I get the blues after every single trip – no matter how big or small.
Leaving my daily routine to adventure is one of my life’s passions. During the adventure, I just enjoy every single moment and pack in as much as possible. And then comes the time to head home. Head back to work, school, laundry, alarm clocks, dishes… routine. And I get a bit depressed. Going from one extreme (adventuring) to the other (mundane) is difficult and requires an adjustment period for me. I’m usually out of my funk in a few days, but during those few days, I feel sad and nostalgic and I have no motivation to do anything. It’s almost as if I mourn my adventure.
To help with the post-adventure blues, I think about the next adventure I have planned. And if I don’t have one planned (rare), I start planning one. Even if it’s just a weekend camping trip with my little family. That eases the gloominess.

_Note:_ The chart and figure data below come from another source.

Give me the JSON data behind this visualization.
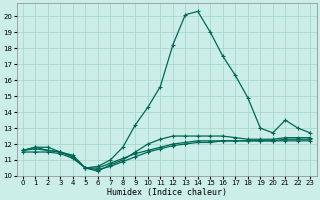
{
  "xlabel": "Humidex (Indice chaleur)",
  "background_color": "#cceee8",
  "grid_color": "#aad8d0",
  "line_color": "#006655",
  "xlim": [
    -0.5,
    23.5
  ],
  "ylim": [
    10.0,
    20.8
  ],
  "yticks": [
    10,
    11,
    12,
    13,
    14,
    15,
    16,
    17,
    18,
    19,
    20
  ],
  "xticks": [
    0,
    1,
    2,
    3,
    4,
    5,
    6,
    7,
    8,
    9,
    10,
    11,
    12,
    13,
    14,
    15,
    16,
    17,
    18,
    19,
    20,
    21,
    22,
    23
  ],
  "series": [
    [
      11.6,
      11.8,
      11.6,
      11.5,
      11.3,
      10.5,
      10.6,
      11.0,
      11.8,
      13.2,
      14.3,
      15.6,
      18.2,
      20.1,
      20.3,
      19.0,
      17.5,
      16.3,
      14.9,
      13.0,
      12.7,
      13.5,
      13.0,
      12.7
    ],
    [
      11.6,
      11.8,
      11.8,
      11.5,
      11.2,
      10.5,
      10.3,
      10.7,
      11.0,
      11.5,
      12.0,
      12.3,
      12.5,
      12.5,
      12.5,
      12.5,
      12.5,
      12.4,
      12.3,
      12.3,
      12.3,
      12.4,
      12.4,
      12.4
    ],
    [
      11.5,
      11.5,
      11.5,
      11.4,
      11.1,
      10.5,
      10.4,
      10.6,
      10.9,
      11.2,
      11.5,
      11.7,
      11.9,
      12.0,
      12.1,
      12.1,
      12.2,
      12.2,
      12.2,
      12.2,
      12.2,
      12.2,
      12.2,
      12.2
    ],
    [
      11.6,
      11.7,
      11.6,
      11.5,
      11.2,
      10.5,
      10.5,
      10.8,
      11.1,
      11.4,
      11.6,
      11.8,
      12.0,
      12.1,
      12.2,
      12.2,
      12.2,
      12.2,
      12.2,
      12.2,
      12.2,
      12.3,
      12.3,
      12.3
    ]
  ]
}
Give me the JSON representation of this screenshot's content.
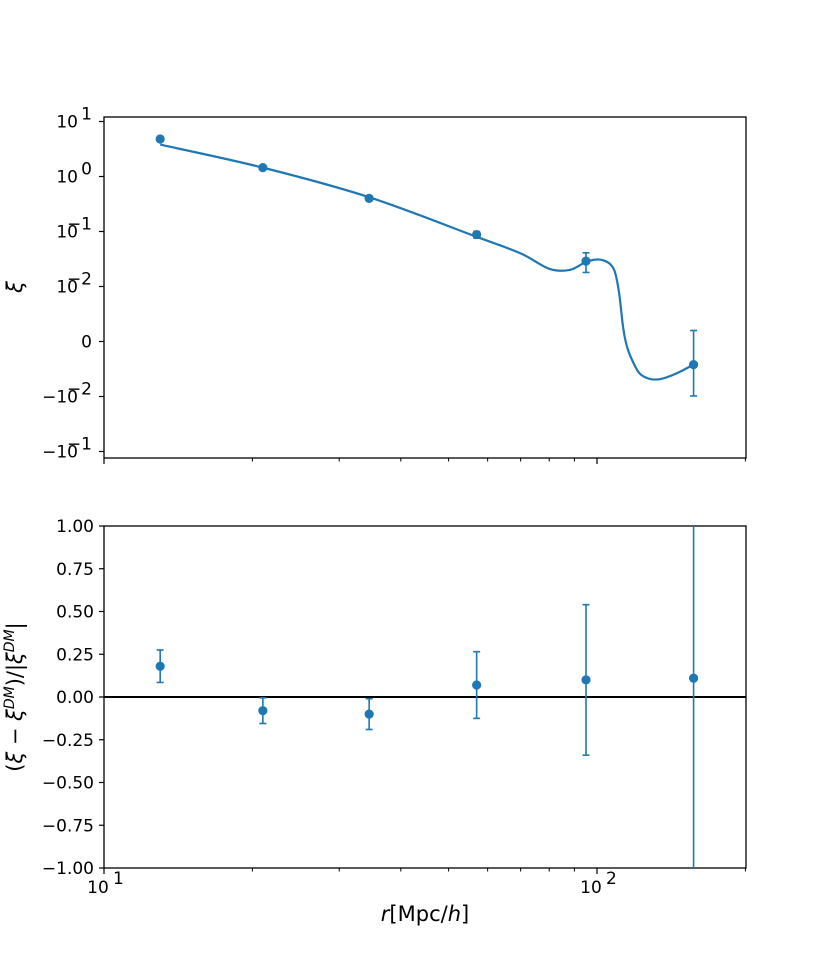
{
  "colors": {
    "series": "#1f77b4",
    "axis": "#000000",
    "background": "#ffffff"
  },
  "chart_data": [
    {
      "type": "scatter",
      "xscale": "log",
      "yscale": "symlog",
      "symlog_linthresh": 0.01,
      "xlim": [
        10,
        200
      ],
      "ylim": [
        -0.1,
        10
      ],
      "xlabel": "",
      "ylabel": "ξ",
      "yticks": [
        {
          "value": 10,
          "base": "10",
          "exp": "1"
        },
        {
          "value": 1,
          "base": "10",
          "exp": "0"
        },
        {
          "value": 0.1,
          "base": "10",
          "exp": "−1"
        },
        {
          "value": 0.01,
          "base": "10",
          "exp": "−2"
        },
        {
          "value": 0,
          "base": "0",
          "exp": ""
        },
        {
          "value": -0.01,
          "base": "−10",
          "exp": "−2"
        },
        {
          "value": -0.1,
          "base": "−10",
          "exp": "−1"
        }
      ],
      "series": [
        {
          "kind": "errorbar",
          "x": [
            13.0,
            21.0,
            34.5,
            57.0,
            95.0,
            157.0
          ],
          "y": [
            4.8,
            1.45,
            0.4,
            0.088,
            0.029,
            -0.0042
          ],
          "yerr_low": [
            0.25,
            0.07,
            0.03,
            0.012,
            0.011,
            0.0057
          ],
          "yerr_high": [
            0.25,
            0.07,
            0.03,
            0.012,
            0.012,
            0.0062
          ]
        },
        {
          "kind": "line",
          "x": [
            13.0,
            21.0,
            34.5,
            57.0,
            70.0,
            80.0,
            88.0,
            95.0,
            100.0,
            104.0,
            107.0,
            109.0,
            111.0,
            113.0,
            115.0,
            118.0,
            122.0,
            128.0,
            135.0,
            145.0,
            157.0
          ],
          "y": [
            3.8,
            1.45,
            0.42,
            0.08,
            0.04,
            0.021,
            0.02,
            0.028,
            0.031,
            0.029,
            0.024,
            0.017,
            0.0085,
            0.0025,
            -0.0009,
            -0.0035,
            -0.0058,
            -0.0068,
            -0.0068,
            -0.0058,
            -0.0042
          ]
        }
      ]
    },
    {
      "type": "scatter",
      "xscale": "log",
      "xlim": [
        10,
        200
      ],
      "ylim": [
        -1.0,
        1.0
      ],
      "xlabel": "r[Mpc/h]",
      "ylabel": "(ξ − ξDM)/|ξDM|",
      "yticks": [
        "1.00",
        "0.75",
        "0.50",
        "0.25",
        "0.00",
        "−0.25",
        "−0.50",
        "−0.75",
        "−1.00"
      ],
      "xticks": [
        {
          "value": 10,
          "base": "10",
          "exp": "1"
        },
        {
          "value": 100,
          "base": "10",
          "exp": "2"
        }
      ],
      "hline": 0,
      "series": [
        {
          "kind": "errorbar",
          "x": [
            13.0,
            21.0,
            34.5,
            57.0,
            95.0,
            157.0
          ],
          "y": [
            0.18,
            -0.08,
            -0.1,
            0.07,
            0.1,
            0.11
          ],
          "yerr": [
            0.095,
            0.075,
            0.09,
            0.195,
            0.44,
            1.2
          ]
        }
      ]
    }
  ]
}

I immediately get back into doing the things I love to do while I’m not off adventuring… Going to the gym, reading, writing, yoga, running, going to sunsets at the beach with my babies. Doing these things helps me appreciate the beauty that surrounds me at all times, even in my routine.
Reminiscing about past adventures is beneficial as well. Lots of wonderful memories are made while out exploring and experiencing, and digging into my memory bank brings feelings of pure happiness.
It took me over a week (maybe even 2 weeks) to get out of my funk after the epic trip out west I posted about here. That was my worst case of the post-adventure blues. It was hard for me to come back to reality after such a magical adventure. The bigger the trip, the longer the funk?
Those melancholy times are so worth the experiences I have had and I would never forgo a chance to adventure just to prevent some days of sorrow.